Q&A with Dr. Luana Marques: Understanding avoidance

Luana Marques, Ph.D., is the Director of Community Psychiatry PRIDE at Massachusetts General Hospital (MGH), an Associate Professor of Psychiatry at Harvard Medical School (HMS), and author of Bold Move: A 3-Step Plan to Transform Anxiety Into Power. She grew up in Brazil, and immigrated to the U.S. where she earned her Ph.D. She focuses on helping people overcome discomfort to lead more fulfilling lives. She shared more about her work in an interview with Jamie Singleteary at the Within Summit.

You often speak about becoming comfortable with discomfort. How have you learned to do this in your own life?

I grew up in Brazil with a single mother, and moved in with my grandmother at 15. I faced a lot of adversity and trauma, and I managed it by running away from discomfort. My grandmother noticed my avoidance, took me to the mall, and had me talk to people. When I was training to become a psychologist and learned the principles behind exposure therapy, I immediately recognized the experience I’d had with my grandmother.

For those who aren’t familiar, can you describe what exposure therapy is?

Exposure therapy is a technique within cognitive behavioral therapy. When you’re experiencing psychological avoidance, your brain is interpreting everyday situations as threats. Once the amygdala identifies a threat, it triggers the fight, flight, freeze response. This is uncomfortable, so we tend to avoid these situations. In exposure therapy, we do the opposite: go toward a perceived threat, to train the brain not to fire in those moments.

What is “psychological avoidance,” when is it most likely to surface, and how it might feel in a person’s body?

I define psychological avoidance as any behavior designed to help us feel better that we become stuck in. When we perceive a threat and go into fight, flight, freeze, we all react differently.

For example, imagine you get an email that makes you anxious. You might respond with what I call a “react”—moving towards the threat and reacting without thinking, to try to eliminate discomfort. Others might see the email and retreat, walking away to try to distract themselves. Some freeze and just stare at the computer.

We all engage in psychological avoidance, because we’re wired to avoid threats, and sometimes, the brain misinterprets an email as a threat.

What’s the relationship between avoidance and anxiety?

Avoidance is a response to anxiety, which has three components. There’s the intellectual: black-and-white thinking, catastrophizing, predicting the worst. There’s the physiology of anxiety: dizziness, sweatiness, stomach pain. And there’s the behavioral component: feeling anxious and just not knowing what to do. Regardless of your experience of anxiety, most of us engage in psychological avoidance.

As a therapist, how do you feel like avoidance or psychological avoidance influences people’s approach to seeking care, support, and help?

People engaged in avoidance often create an alternative reality instead of confronting their own, and that denial can make it harder to ask for help. Also, because avoidance offers a quick fix that works momentarily, it can keep people from asking for help.

What are some of the barriers preventing vulnerable or marginalized people from accessing care and support, and what role do you think providers can play in helping to break down those barriers?

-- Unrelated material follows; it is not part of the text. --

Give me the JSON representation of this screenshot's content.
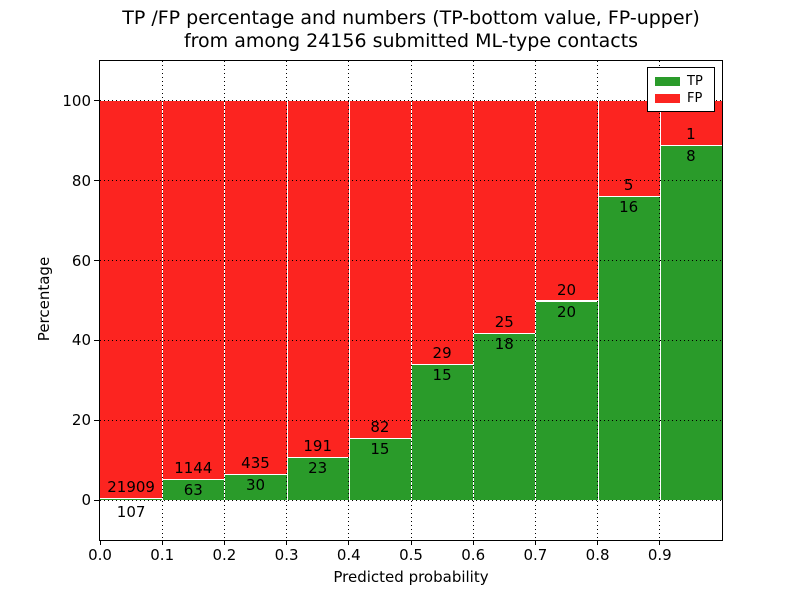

This reminds me of something my colleague, Dr. Maggie Alegria, said: providers must get out of our offices and listen to the communities we serve to meet their needs, instead of going in with our agendas and views.

There is significant stigma around mental health care in marginalized communities, and for good reason. It’s not just stigma, it’s reality. When I’m working with a person who says to me, “White psychologists don’t understand me,” they’re speaking their truth. It’s important to create a diverse workforce, and models that understand systemic racism.

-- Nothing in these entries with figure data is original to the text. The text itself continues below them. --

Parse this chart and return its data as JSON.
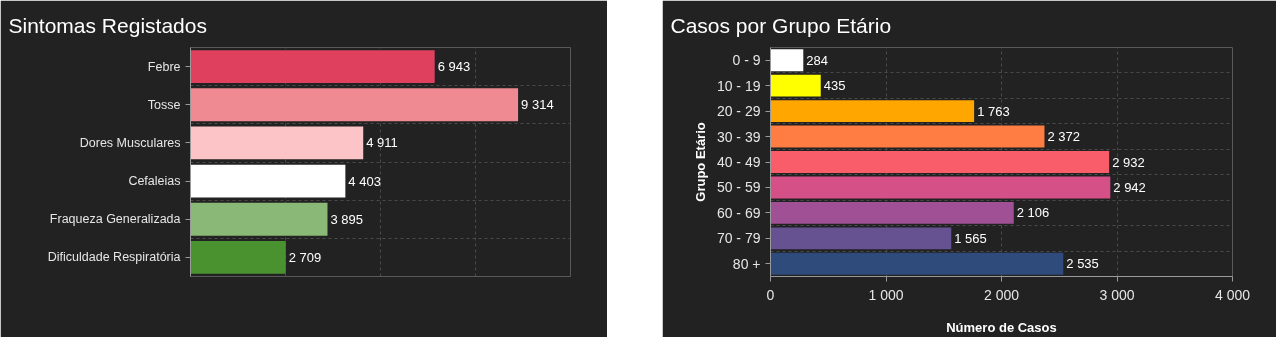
{
  "chart_data": [
    {
      "type": "bar",
      "orientation": "horizontal",
      "title": "Sintomas Registados",
      "categories": [
        "Febre",
        "Tosse",
        "Dores Musculares",
        "Cefaleias",
        "Fraqueza Generalizada",
        "Dificuldade Respiratória"
      ],
      "values": [
        6943,
        9314,
        4911,
        4403,
        3895,
        2709
      ],
      "colors": [
        "#de405e",
        "#ef8a92",
        "#fcc4c6",
        "#ffffff",
        "#8ab877",
        "#4a9230"
      ],
      "data_labels": true,
      "grid": true,
      "tick_labels": "y"
    },
    {
      "type": "bar",
      "orientation": "horizontal",
      "title": "Casos por Grupo Etário",
      "xlabel": "Número de Casos",
      "ylabel": "Grupo Etário",
      "categories": [
        "0 - 9",
        "10 - 19",
        "20 - 29",
        "30 - 39",
        "40 - 49",
        "50 - 59",
        "60 - 69",
        "70 - 79",
        "80 +"
      ],
      "values": [
        284,
        435,
        1763,
        2372,
        2932,
        2942,
        2106,
        1565,
        2535
      ],
      "colors": [
        "#ffffff",
        "#ffff00",
        "#ffa600",
        "#ff7c43",
        "#f95d6a",
        "#d45087",
        "#a05195",
        "#665191",
        "#2f4b7c"
      ],
      "xlim": [
        0,
        4000
      ],
      "xticks": [
        0,
        {
          "value": 1000,
          "label": "1 000"
        },
        {
          "value": 2000,
          "label": "2 000"
        },
        {
          "value": 3000,
          "label": "3 000"
        },
        {
          "value": 4000,
          "label": "4 000"
        }
      ],
      "data_labels": true,
      "grid": true
    }
  ]
}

I’ve found it to be effective to stay away from the idea of “therapy,” and think instead about skills. How can we teach people skills they don’t have?

How do you balance exposure therapy and encouraging people to engage with discomfort, with acknowledging that individuals may not be able to surmount some of these larger barriers entirely on their own?

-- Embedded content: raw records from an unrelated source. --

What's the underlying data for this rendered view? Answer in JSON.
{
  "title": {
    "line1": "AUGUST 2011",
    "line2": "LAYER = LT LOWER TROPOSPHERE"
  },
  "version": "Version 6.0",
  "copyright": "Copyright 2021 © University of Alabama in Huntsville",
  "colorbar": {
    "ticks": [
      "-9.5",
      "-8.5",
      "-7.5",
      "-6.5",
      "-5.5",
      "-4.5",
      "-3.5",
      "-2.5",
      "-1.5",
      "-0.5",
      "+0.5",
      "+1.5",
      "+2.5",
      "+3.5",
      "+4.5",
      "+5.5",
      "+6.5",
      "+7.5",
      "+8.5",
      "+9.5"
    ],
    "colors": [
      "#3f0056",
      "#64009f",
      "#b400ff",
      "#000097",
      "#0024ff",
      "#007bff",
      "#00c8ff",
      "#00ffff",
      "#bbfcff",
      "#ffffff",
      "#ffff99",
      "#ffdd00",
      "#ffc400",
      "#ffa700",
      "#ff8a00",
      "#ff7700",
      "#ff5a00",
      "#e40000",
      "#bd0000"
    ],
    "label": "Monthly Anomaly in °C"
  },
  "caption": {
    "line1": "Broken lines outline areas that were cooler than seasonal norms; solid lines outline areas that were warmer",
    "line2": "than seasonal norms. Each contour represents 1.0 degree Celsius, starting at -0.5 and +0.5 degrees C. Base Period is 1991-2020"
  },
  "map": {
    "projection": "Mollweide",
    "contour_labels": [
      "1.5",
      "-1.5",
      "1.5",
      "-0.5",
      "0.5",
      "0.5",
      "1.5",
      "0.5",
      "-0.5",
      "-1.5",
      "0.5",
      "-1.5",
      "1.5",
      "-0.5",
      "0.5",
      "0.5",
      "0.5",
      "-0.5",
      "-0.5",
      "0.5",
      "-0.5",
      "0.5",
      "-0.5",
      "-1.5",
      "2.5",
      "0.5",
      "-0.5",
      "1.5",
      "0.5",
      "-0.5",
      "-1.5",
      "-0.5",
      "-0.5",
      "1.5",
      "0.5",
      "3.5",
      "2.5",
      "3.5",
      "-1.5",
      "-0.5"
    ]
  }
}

Most of my role is training paraprofessionals to deliver skills to communities. I help providers understand what lane they can be in, and what lane they can’t. I was doing a workshop once, and I could see a paraprofessional was having what I believed to be a trauma response. So I had a conversation with them, and said: “Before you can do this work, you need to get additional support.” You have to be realistic and acknowledge where people are coming from.

What advice do you have for providers about guarding against burnout or managing their own trauma responses?

To treat trauma effectively, you must take care of yourself, which in this case means peer supervision, and awareness of whether the amount of trauma in your caseload is too much for you. Create a network of social support, and continue working to digest your trauma so you don’t add it to your caseload.

Are there any misconceptions you wish you could correct about the work you do?

Providers worry about things like anxiety, depression, and burnout. But while these things are painful, they usually aren’t the problem. The problem is how we react. Avoidance is the common denominator, and simplifying the narrative can help address the root of the issue.

When I’m working with communities of color, I often [encounter the] belief that I should be strong enough to do it by myself, and if I can’t, something’s wrong with me. What I say to my clients is, “If you could’ve fixed it yourself, you would have.” The brain is an organ, and it needs the same care as the heart, liver, and kidneys. I can’t treat my own heart, and you’re not trained to treat your [own] brain.